Before I go any further, let me make something very clear. My father-in-law is very pro gun control. He’s a former city employee who has only ever worked to keep the community safe and livable. He definitely thinks there should be stricter background checks, that guns kill people, and he is very law abiding.

Even so, when he said, as though it were an afterthought, “I have a gun, but I’m responsible about it,” I was shocked. Stunned. He had a gun, no, wait, was keeping a gun right at that very moment in the house we were staying in with our small children.

“Where do you keep it?” I asked sheepishly.

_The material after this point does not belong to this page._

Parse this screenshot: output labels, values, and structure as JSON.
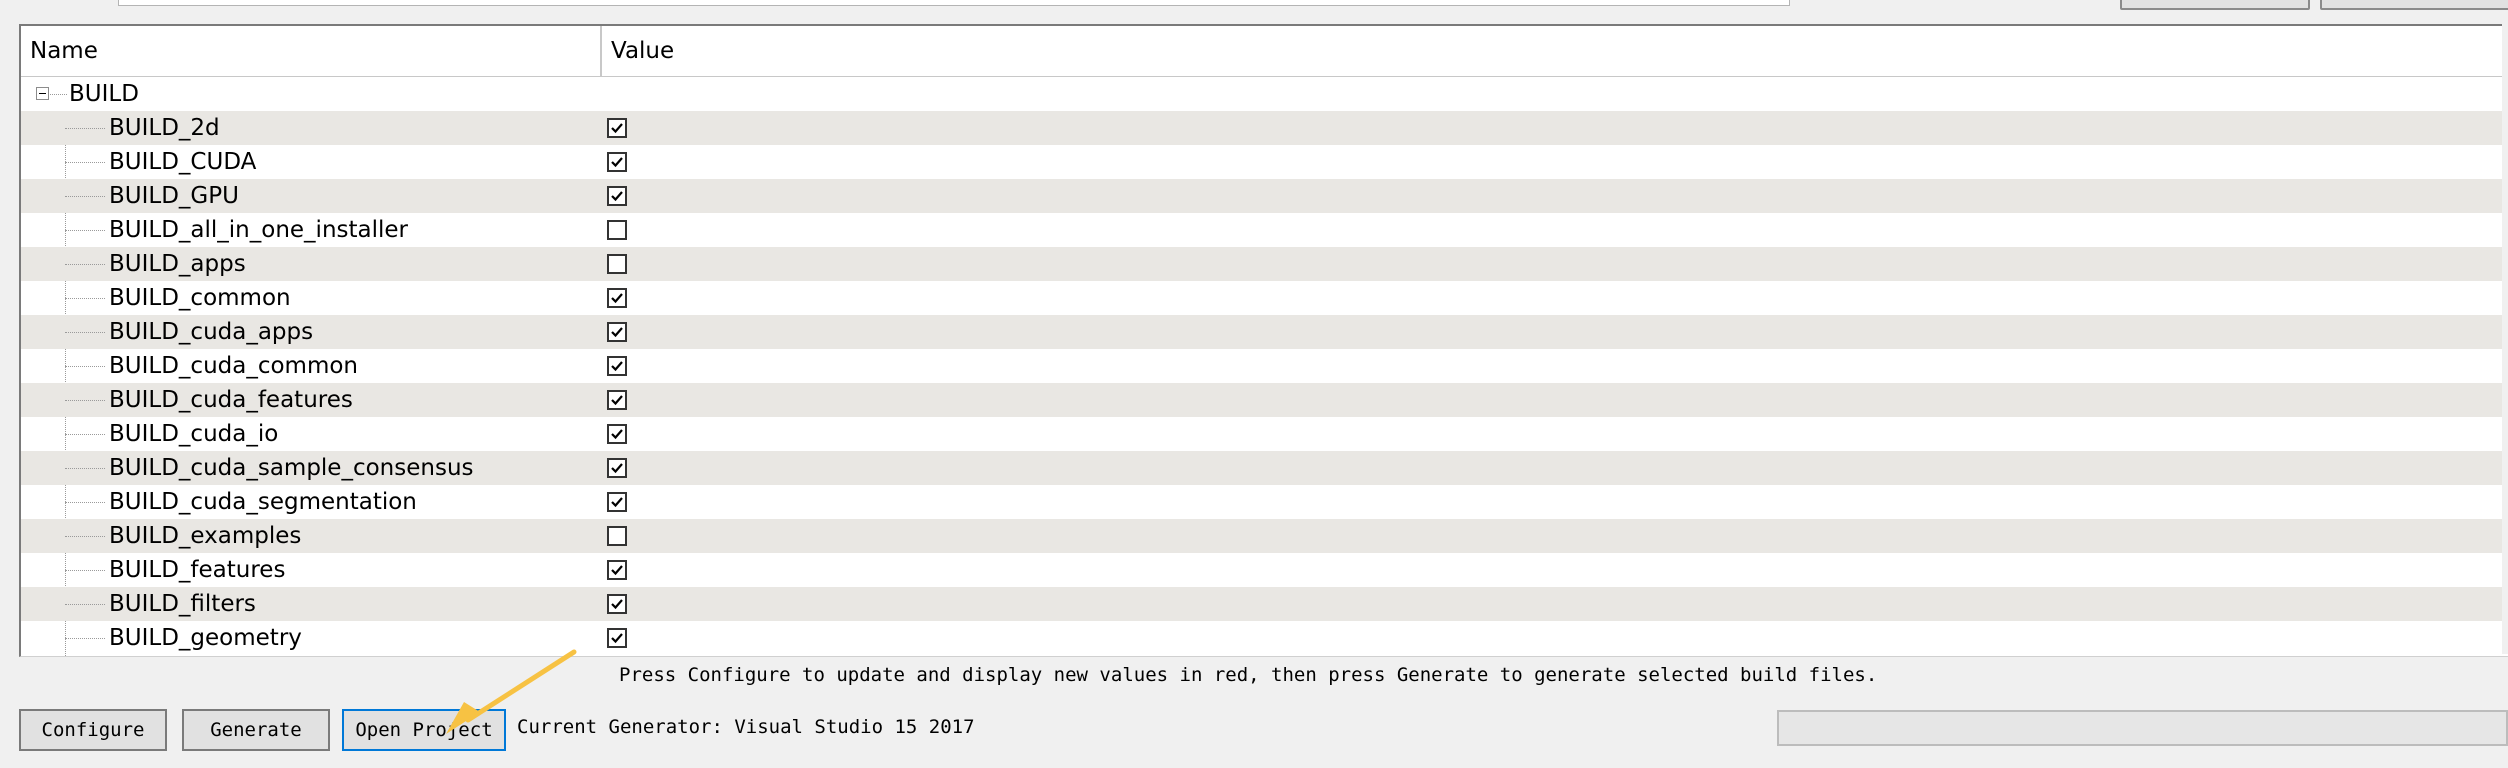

He said he kept it in a drawer of his dresser in the walk-in closet he shares with my MIL. Side note: This walk-in closet is where my youngest child usually sleeps, in a pack ‘n play, when we come to visit. She was sleeping in there on this trip too.

“Is it loaded?” I asked, again knowing very little about guns and how they operate whether the bullets are handy or already engaged.

He said it wasn’t loaded, but the bullets were right there in the drawer in case he had to get to them quickly.

I was horrified. I mean, even if it’s not loaded, it’s still a weapon. A deadly weapon. A weapon that could harm us. This gun could still do something horrible to someone I love very easily if  it was employed to do so.

To me, having a gun in the house is like keeping a poisonous snake in a tank in your bedroom. Or keeping dangerous drugs like cocaine and heroin in the same place where you go to find your Advil and Tylenol.

Let the drawer give way just a bit and that danger is on the loose, or accessible, and it can seriously hurt or even kill someone.

My father in law is a smart man. He is a logical one too. But he is also a very stubborn man.

The whole incident made me think very hard about this issue. On the plane ride home from his family’s home, and that uncomfortable dinner, I divulged to my husband that I was thinking that we should stay in a hotel or at his friend’s house next time we were in town.

“My parents would never go for that,” he said. “We would have to tell them why.”

I asked him if he thought his father would ever ditch the gun if he thought it stood between him and a visit from his grandkids.

He didn’t know. And neither do I.

Guns are about to surpass car accidents as the leading cause of death of young people, according to the Center for American Progress. And each year, we learn of those horrific stories about a toddler getting a hold of a gun, like the case last year in Idaho where a toddler accidentally shot his mom in Walmart.